The ascent signifies the end of the exploration phase, as we establish a base camp and begin to exploit market momentum. At this point, the reflective relationship between novelty and price behavior begins to push the global maximum higher. Price becomes a leading indicator of adoption.

As of March 2024, we seem to have found the foothills, with everyone scrambling to climb new peaks, as they appear to offer better returns than further exploration.

What's Next?

The exploration phase has ended, and considering that most investors are passive, they will not waste time exploring but will double down, as they must make up for lost ground. Each round of financing begins to receive oversubscription, indicating that investors are in full exploitation mode.

2024 will resemble 2020 and 2016, mostly an internally driven year. The active retail base participating in cryptocurrency is already higher than in 2020, meaning we are starting from a higher baseline. Although there has been little innovation over the past two years, we are leveraging resources.

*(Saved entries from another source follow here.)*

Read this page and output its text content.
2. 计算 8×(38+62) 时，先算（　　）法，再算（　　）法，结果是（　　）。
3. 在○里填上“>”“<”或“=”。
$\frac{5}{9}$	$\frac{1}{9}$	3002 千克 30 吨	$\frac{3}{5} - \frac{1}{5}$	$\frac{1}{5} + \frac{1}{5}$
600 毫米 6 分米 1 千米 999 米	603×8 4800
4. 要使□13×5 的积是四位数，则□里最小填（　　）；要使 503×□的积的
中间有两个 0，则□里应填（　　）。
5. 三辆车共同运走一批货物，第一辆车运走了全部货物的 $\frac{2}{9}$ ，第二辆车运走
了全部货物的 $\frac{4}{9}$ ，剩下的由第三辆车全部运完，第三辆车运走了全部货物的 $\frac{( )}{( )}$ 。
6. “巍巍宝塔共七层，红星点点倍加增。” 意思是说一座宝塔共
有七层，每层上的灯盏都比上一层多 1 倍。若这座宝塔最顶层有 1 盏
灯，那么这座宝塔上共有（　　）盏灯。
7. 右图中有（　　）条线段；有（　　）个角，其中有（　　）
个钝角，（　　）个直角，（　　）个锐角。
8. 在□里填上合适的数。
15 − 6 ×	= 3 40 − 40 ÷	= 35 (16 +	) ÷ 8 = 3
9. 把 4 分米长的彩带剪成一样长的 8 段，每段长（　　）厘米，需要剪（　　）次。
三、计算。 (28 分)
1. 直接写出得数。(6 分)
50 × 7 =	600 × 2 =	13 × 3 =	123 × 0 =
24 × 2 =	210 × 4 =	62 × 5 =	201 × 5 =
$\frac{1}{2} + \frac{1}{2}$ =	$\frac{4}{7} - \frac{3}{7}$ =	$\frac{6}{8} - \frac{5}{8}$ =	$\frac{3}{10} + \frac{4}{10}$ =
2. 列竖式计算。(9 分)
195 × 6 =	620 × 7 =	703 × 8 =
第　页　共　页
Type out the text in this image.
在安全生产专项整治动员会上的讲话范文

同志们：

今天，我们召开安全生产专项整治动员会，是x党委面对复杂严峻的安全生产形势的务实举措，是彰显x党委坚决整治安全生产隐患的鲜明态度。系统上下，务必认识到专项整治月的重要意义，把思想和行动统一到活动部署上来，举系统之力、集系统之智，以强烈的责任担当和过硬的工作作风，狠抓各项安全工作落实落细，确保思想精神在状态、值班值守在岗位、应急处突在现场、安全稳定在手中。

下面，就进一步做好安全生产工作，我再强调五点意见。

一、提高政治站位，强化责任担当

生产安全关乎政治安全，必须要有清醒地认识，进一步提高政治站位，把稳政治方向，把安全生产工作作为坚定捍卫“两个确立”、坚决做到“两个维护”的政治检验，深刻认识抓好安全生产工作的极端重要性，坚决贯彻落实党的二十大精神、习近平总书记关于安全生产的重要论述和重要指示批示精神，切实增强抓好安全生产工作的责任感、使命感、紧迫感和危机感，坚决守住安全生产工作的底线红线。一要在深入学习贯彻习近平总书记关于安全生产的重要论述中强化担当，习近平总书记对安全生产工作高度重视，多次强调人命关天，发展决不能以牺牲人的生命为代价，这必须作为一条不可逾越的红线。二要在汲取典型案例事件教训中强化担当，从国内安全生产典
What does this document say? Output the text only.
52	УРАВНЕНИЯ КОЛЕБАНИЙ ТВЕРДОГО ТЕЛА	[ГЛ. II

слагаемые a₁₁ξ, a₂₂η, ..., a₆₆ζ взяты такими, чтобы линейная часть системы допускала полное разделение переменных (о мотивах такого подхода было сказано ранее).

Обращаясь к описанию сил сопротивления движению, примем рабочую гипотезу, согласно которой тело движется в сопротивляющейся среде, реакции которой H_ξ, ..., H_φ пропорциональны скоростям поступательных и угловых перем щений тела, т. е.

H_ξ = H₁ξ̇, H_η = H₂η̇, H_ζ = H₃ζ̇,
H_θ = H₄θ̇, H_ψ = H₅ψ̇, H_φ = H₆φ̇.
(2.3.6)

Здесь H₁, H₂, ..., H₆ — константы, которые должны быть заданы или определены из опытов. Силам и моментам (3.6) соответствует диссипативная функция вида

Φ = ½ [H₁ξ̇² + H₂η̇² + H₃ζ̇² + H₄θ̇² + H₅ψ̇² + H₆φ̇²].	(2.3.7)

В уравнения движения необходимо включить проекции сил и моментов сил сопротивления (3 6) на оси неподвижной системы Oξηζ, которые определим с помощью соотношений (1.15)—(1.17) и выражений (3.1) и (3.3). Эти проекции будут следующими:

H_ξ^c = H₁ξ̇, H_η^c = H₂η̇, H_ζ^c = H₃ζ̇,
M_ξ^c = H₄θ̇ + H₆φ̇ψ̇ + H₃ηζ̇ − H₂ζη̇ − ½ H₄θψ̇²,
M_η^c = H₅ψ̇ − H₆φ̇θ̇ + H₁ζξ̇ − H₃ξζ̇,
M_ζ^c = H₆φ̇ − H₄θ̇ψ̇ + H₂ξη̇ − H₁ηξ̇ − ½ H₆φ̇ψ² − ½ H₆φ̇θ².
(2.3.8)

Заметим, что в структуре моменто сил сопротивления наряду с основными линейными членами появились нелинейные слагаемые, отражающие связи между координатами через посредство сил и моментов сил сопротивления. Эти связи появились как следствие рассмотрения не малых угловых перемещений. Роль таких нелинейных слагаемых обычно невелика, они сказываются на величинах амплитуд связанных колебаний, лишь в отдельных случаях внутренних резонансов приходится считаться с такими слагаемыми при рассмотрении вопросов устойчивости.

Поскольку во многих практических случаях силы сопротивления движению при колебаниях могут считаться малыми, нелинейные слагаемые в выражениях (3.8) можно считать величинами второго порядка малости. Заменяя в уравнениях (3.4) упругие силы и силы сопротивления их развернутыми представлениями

Developers focus on resources, while explorers focus on ideas. There is a subtle distinction between being an investor and "doing investment business" (investors vs. allocators).

Development strategies are also a function of scale. Most funds with abundant resources only engage in development, as innovation or exploration does not require as much capital as competing on the development axis. There is far more dumb money than outsiders believe and insiders admit.

Given that during any frenzy, a large amount of capital is seeking scarce genius, many will compromise to achieve their deployment goals. Or as ++Hobart and Huber++ put it: "While genius is scarce, the demand for credulousness is always met through a plethora of fraud." People's expectations are inflated, founders are incentivized to engage in resource wars, and the yields of exotic varieties are subsidized.

As the VC fundraising machine has begun to operate, top-down capital flows will gradually increase. Early internal rounds of competition mean that before retail floods in, insider and institutional funds will support the market. Moreover, retail is not a homogeneous group but a variety of adoption waves throughout the cycle.

Those who were most fearful are transforming into fearless bulls. But this is just the other side of insecurity. Remember, insecurity is the mother of greed, and there is a lot of insecurity in the market today.

The fact is that there has not been much innovation in cryptocurrency over the past two years, making it difficult to view this bull market as an independent phenomenon from the last one. Thematically, it seems to be a continuation of the last cycle, but on a larger scale, as yield arbitrage becomes more profitable and the doors for institutions open with the advent of ETFs.

For an uncontrolled frenzy, imaginative triggers are more effective than innovation triggers. Reflexivity is released again, and most people in the space are supporting kayfabe. The role of credit has yet to play out in this cycle.

(Note: The term "kayfabe" has evolved into a kind of jargon used to maintain this "reality" in the direct or indirect presence of the public.)

A few months ago, I wrote in an investor letter:

Every round of the cryptocurrency cycle tends to be destroyed by its excessive fundamentals. The 2017 cycle was destroyed by an obsession with ICOs, and the 2021 cycle was destroyed by the excessive leverage of the DeFi narrative; each frenzy's fundamental principle is a mimetic struggle for immediate wealth.

**This rise began with the top-down flow of institutional capital. There are no truly shiny new things. The foundation for the impending potential frenzy is the inflow of institutional funds (and ** credit ?) and the price trends themselves. Will this cycle be destroyed by exposure to excessive institutional exposure? Let’s wait and see.